LogZoom is a lightweight, Lumberjack-compliant log indexer based off the fine work of Hailo's Logslam. It accepts the Lumberjack v2 protocol, which is currently supported by [Elastic's Filebeat] (https://github.com/elastic/beats).
It was written with the intention of being a smaller, efficient, and more reliable replacement for logstash and Fluentd.
Like Logstash, LogZoom receives JSON data from Filebeat via the Lumberjack v2 protocol and inserts the data into different outputs. For example, let's say your application generated a JSON line for every event:
{"@timestamp":"2016-03-31T22:23:14+0000", "url": "http://www.google.com"}
{"@timestamp":"2016-03-31T22:25:14+0000", "url": "http://www.bing.com"}
{"@timestamp":"2016-03-31T22:26:14+0000", "url": "http://www.yahoo.com"}
As the diagram shows, you can then run a single process of LogZoom to receive this data and insert to Elasticsearch, S3, etc:
![LogZoom Basic Diagram](images/logzoom.png)Unlike Logstash, however, LogZoom does not attempt to manipulate data in any shape or form. JSON data that arrives from Filebeat is directly sent to outputs as-is.
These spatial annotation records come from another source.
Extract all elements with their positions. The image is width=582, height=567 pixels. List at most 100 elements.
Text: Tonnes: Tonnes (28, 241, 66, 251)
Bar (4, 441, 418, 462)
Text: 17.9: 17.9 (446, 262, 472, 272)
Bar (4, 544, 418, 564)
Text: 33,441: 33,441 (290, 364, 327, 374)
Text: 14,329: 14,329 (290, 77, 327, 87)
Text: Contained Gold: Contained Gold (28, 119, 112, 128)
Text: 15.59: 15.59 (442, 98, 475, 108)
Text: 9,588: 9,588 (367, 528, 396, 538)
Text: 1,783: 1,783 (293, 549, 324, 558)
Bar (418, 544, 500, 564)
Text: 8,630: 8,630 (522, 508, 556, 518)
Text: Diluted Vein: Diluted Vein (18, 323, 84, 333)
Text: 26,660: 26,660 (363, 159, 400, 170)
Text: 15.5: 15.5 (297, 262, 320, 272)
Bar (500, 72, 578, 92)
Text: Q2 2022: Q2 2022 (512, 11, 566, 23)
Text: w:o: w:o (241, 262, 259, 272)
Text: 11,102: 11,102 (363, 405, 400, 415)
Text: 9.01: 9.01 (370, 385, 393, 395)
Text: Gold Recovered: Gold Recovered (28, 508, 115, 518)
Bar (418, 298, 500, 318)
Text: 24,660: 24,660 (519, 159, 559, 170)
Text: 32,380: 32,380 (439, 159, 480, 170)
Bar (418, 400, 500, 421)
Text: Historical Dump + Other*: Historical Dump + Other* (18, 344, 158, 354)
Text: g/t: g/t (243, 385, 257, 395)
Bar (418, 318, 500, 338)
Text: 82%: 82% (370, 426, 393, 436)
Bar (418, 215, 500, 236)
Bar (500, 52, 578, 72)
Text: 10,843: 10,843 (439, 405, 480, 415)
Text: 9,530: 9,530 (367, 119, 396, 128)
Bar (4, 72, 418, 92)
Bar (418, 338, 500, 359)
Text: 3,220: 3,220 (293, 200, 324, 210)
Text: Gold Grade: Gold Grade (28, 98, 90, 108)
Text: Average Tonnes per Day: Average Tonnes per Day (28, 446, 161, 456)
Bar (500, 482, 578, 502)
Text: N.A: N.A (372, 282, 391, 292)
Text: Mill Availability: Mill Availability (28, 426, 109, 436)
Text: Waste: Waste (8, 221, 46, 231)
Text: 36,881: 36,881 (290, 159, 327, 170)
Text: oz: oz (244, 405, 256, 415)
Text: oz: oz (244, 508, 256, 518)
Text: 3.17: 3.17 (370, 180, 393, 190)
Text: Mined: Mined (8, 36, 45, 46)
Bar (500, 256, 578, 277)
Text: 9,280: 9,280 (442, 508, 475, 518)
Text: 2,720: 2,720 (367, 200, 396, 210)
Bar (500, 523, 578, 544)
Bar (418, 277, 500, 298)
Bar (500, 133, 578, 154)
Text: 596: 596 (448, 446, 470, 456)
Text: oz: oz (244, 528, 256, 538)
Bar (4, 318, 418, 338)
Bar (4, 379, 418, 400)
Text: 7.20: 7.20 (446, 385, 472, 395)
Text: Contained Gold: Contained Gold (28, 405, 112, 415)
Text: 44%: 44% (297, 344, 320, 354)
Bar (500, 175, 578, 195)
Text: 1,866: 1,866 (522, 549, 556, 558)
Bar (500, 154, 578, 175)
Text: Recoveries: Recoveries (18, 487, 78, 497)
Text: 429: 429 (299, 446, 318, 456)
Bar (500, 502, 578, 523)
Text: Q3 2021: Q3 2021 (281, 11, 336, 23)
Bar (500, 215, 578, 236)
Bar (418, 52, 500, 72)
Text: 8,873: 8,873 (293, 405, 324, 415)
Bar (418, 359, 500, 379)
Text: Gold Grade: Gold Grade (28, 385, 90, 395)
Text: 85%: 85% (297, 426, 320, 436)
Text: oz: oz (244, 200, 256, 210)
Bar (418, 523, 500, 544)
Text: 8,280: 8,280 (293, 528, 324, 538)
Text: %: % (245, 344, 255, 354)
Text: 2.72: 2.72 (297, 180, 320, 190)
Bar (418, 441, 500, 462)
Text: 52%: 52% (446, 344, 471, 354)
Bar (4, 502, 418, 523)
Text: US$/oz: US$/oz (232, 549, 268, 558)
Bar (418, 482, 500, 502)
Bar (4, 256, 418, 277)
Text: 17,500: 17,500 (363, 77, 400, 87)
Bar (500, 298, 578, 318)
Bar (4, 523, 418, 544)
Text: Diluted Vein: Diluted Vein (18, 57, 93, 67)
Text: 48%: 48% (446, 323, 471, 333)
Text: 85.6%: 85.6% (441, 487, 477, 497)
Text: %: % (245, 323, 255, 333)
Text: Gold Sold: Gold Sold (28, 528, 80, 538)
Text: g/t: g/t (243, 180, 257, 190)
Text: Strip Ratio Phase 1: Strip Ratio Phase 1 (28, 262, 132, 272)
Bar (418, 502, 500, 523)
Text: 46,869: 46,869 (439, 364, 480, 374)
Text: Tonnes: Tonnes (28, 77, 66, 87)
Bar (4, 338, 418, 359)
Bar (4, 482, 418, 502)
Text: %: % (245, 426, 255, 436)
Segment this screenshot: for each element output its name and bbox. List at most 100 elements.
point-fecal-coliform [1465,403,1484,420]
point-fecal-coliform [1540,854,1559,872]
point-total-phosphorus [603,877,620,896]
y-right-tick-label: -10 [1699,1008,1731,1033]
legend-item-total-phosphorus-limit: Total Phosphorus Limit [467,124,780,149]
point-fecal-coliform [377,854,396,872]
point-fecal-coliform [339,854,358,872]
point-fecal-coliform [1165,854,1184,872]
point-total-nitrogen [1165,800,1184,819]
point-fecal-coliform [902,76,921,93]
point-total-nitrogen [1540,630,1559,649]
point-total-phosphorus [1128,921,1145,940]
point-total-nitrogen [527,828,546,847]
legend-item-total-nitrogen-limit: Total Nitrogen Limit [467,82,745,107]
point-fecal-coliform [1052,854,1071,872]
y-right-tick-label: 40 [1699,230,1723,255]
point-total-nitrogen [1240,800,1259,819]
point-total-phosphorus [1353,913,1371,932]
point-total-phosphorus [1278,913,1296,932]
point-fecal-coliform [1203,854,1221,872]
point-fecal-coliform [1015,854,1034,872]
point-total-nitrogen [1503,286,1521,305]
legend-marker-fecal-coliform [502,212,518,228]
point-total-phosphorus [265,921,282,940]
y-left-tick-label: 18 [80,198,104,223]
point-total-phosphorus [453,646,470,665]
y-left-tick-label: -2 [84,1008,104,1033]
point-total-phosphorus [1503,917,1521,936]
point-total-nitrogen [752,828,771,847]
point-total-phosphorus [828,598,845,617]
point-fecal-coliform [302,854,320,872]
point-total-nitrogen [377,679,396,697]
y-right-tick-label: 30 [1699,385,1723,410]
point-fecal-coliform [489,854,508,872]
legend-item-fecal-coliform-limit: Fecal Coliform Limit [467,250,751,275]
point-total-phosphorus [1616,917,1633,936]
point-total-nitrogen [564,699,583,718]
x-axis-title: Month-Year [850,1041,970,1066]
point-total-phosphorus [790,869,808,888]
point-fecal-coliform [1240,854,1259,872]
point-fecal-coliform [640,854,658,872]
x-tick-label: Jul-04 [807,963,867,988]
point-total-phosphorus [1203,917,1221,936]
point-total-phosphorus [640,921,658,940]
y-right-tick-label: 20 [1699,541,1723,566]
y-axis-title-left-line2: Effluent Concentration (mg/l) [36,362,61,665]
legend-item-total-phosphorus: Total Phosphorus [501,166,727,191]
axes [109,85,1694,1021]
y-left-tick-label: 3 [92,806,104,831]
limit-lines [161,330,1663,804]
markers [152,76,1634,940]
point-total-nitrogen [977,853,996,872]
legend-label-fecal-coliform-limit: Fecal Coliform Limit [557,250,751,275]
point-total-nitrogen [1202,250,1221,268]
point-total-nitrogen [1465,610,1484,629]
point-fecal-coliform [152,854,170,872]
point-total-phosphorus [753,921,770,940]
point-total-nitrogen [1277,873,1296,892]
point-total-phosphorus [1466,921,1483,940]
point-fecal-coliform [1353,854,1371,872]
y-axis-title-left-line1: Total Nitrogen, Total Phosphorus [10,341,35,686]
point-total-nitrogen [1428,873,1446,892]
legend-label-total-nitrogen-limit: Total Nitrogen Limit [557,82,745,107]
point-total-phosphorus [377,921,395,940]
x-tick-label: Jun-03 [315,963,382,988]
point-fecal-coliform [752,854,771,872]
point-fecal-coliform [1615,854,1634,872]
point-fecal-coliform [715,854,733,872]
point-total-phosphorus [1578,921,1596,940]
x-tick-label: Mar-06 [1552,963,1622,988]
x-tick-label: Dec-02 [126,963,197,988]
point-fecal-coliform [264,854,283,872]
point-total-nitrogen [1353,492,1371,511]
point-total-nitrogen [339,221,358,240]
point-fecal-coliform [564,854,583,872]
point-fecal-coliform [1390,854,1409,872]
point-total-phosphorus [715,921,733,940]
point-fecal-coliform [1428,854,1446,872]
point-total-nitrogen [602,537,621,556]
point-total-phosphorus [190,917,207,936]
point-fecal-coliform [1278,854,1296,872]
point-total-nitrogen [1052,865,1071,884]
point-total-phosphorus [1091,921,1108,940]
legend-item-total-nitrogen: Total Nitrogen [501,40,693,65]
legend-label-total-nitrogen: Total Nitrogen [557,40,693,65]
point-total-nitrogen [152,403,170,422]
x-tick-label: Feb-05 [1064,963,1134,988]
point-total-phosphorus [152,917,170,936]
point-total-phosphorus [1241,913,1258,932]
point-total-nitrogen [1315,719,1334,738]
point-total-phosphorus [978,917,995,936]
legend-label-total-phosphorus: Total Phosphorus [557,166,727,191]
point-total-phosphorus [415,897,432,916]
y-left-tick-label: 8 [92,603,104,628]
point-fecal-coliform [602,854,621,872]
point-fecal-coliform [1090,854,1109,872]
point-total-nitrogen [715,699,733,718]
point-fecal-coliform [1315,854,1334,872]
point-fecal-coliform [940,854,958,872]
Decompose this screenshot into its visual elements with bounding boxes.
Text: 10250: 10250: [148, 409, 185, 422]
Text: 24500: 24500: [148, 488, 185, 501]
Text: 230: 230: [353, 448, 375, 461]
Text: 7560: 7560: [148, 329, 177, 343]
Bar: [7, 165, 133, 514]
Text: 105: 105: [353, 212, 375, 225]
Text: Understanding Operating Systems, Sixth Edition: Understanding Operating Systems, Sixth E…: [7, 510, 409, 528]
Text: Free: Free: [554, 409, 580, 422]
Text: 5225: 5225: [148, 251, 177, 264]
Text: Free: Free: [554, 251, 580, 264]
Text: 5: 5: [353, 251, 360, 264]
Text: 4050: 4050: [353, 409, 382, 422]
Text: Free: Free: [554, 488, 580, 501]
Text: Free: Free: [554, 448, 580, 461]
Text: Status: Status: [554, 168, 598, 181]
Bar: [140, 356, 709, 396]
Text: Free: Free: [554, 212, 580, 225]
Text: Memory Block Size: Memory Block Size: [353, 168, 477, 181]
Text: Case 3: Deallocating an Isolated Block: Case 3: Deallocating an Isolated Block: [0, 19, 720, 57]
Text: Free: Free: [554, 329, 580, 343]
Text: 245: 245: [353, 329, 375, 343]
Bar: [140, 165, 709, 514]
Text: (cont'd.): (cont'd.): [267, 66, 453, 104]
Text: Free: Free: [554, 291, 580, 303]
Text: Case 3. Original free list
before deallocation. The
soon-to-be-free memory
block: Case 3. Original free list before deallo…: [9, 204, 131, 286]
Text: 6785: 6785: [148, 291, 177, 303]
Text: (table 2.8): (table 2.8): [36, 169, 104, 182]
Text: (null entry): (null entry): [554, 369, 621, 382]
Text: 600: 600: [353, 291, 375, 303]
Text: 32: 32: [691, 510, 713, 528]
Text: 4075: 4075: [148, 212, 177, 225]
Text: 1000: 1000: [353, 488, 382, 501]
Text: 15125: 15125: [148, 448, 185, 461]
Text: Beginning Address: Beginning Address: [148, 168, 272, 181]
Many users commonly use Logstash by adding a grok filter, "currently the best way in logstash to parse crappy unstructured log data." LogZoom currently does NOT support this use case; it is designed for software applications that generate structured data directly.
For example, if you are trying to use Kibana, a frontend to Elasticsearch, you
may need the @timestamp
field, which Logstash typically inserts for
you. With LogZoom, your application must generate this field in each JSON
log line. The advantages of using this approach:
-
LogZoom doesn't have to decode the JSON, insert a new field, and encode the JSON again. Logstash and Fluentd spend a fair amount of CPU time doing this.
-
The application explicitly defines the semantics of
@timestamp
. When we used Logstash, we were confused that each record was stamped when the entry was received by the central Logstash process, not when it was generated by the client. This caused great confusion, as we would often see large gaps in data when the data was just marked with the wrong timestamp.
- Filebeat (Lumberjack V2 Protocol)
- Redis Message Queue
- Redis Message Queue
- TCP Streaming
- WebSocket Streaming
- Elasticsearch
- S3
Create a YAML config file specifying the desired input and outputs. An example config can be found in examples/example.config.yml:
inputs:
filebeat:
host: 0.0.0.0:7200
ssl_crt: /etc/filebeat/filebeat.crt
ssl_key: /etc/filebeat/filebeat.key
outputs:
tcp:
host: :7201
websocket:
host: :7202
elasticsearch:
hosts:
- http://localhost:9200
$ go build
$ $GOPATH/bin/logzoom -config=examples/example.config.yml
2016/04/07 20:22:50 Starting server
2016/04/07 20:22:50 Starting buffer
2016/04/07 20:22:50 Starting input filebeat
2016/04/07 20:22:50 Starting output tcp
2016/04/07 20:22:50 Starting output websocket
2016/04/07 20:22:50 Starting output elasticsearch
2016/04/07 20:22:50 Setting HTTP timeout to 1m0s
2016/04/07 20:22:50 Setting GZIP enabled: false
2016/04/07 20:22:50 Connected to Elasticsearch
nc localhost 7201
Connect to http://localhost:7202 in a browser.
A list of known sources will be displayed.
Note that currently only Elasticsearch 1.x is supported. If you need 2.x support, I think it is just a matter of updating LogZoom to use Olliver Eilhard's 3.x client.